As a supportive or palliative measure, malignant ascites can be drained by paracentesis, percutaneously implanted catheters, peritoneal ports or peritoneovenous shunts.
These treatments are invasive, can be painful and are expensive. PharmaCyte expects its treatment to offer cancer patients a therapy that slows down or eliminates the production and accumulation of malignant ascites fluid.
There is currently no such treatment on the market.
PharmaCyte Biotech is a biotechnology company developing cellular therapies for cancer and diabetes based upon a proprietary cellulose-based live cell encapsulation technology known as "Cell-in-a-Box."
This technology is being used as a platform upon which therapies for several types of cancer and diabetes are being developed.
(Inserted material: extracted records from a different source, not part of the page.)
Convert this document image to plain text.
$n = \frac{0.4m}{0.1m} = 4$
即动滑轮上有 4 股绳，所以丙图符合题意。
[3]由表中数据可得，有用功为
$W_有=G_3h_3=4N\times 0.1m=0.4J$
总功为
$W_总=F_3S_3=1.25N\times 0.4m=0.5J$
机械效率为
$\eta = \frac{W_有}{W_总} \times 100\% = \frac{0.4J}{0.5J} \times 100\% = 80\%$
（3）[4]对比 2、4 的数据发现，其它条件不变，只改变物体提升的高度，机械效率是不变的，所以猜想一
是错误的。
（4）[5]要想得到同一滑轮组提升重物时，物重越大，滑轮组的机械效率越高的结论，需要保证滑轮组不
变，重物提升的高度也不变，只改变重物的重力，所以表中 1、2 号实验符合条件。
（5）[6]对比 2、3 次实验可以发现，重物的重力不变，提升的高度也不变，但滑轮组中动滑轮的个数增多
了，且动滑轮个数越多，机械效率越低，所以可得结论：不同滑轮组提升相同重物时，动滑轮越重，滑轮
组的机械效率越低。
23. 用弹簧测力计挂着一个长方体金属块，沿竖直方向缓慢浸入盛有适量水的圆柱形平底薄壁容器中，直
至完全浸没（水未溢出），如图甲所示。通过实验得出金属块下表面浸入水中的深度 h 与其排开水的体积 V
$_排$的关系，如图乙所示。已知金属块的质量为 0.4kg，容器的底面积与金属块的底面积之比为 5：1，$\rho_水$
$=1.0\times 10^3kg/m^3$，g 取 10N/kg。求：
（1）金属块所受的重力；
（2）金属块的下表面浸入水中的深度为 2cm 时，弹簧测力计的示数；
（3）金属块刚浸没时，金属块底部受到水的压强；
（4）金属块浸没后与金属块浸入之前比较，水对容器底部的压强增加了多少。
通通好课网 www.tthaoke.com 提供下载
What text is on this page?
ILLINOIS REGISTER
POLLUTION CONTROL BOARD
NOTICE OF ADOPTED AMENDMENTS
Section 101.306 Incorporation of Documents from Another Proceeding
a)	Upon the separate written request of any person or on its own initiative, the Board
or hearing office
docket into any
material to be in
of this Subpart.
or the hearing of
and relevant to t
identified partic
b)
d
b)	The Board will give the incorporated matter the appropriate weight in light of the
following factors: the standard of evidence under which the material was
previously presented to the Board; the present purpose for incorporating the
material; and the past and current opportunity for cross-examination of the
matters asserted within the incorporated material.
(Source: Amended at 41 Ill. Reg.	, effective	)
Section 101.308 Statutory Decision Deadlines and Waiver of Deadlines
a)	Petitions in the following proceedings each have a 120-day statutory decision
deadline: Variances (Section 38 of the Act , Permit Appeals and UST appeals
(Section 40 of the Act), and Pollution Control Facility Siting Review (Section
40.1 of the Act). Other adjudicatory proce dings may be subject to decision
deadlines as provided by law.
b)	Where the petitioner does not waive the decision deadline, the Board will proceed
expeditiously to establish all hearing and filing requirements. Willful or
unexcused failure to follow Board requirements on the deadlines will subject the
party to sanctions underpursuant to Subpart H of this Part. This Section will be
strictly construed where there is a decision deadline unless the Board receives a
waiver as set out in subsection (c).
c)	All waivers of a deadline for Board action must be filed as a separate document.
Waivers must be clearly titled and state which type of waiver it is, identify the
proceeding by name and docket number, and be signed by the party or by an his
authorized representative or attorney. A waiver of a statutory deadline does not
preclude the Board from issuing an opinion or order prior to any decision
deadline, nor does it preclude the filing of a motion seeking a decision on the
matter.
PharmaCyte's therapy for cancer involves encapsulating genetically engineered human cells that convert an inactive chemotherapy drug into its active or "cancer-killing" form.
For pancreatic cancer, these encapsulated cells are implanted in the blood supply to the patient's tumor as close as possible to the site of the tumor.
Once implanted, a chemotherapy drug that is normally activated in the liver (ifosfamide) is given intravenously at one-third the normal dose.
The ifosfamide is carried by the circulatory system to where the encapsulated cells have been implanted. When the ifosfamide flows through pores in the capsules, the live cells inside act as a "bio-artificial liver" and activate the chemotherapy drug at the site of the cancer.
This "targeted chemotherapy" has proven effective and safe to use in past clinical trials and we believe results in little to no treatment related side effects.
PharmaCyte's therapy for Type 1 diabetes and insulin-dependent Type 2 diabetes involves encapsulating a human cell line that has been genetically engineered to produce and release insulin in response to the levels of blood sugar in the human body.
The encapsulation of the cell line will be done using the Cell-in-a-Box technology. Once the encapsulated cells are implanted in a diabetic patient, we anticipate that they will function as a "bio-artificial pancreas" for purposes of insulin production.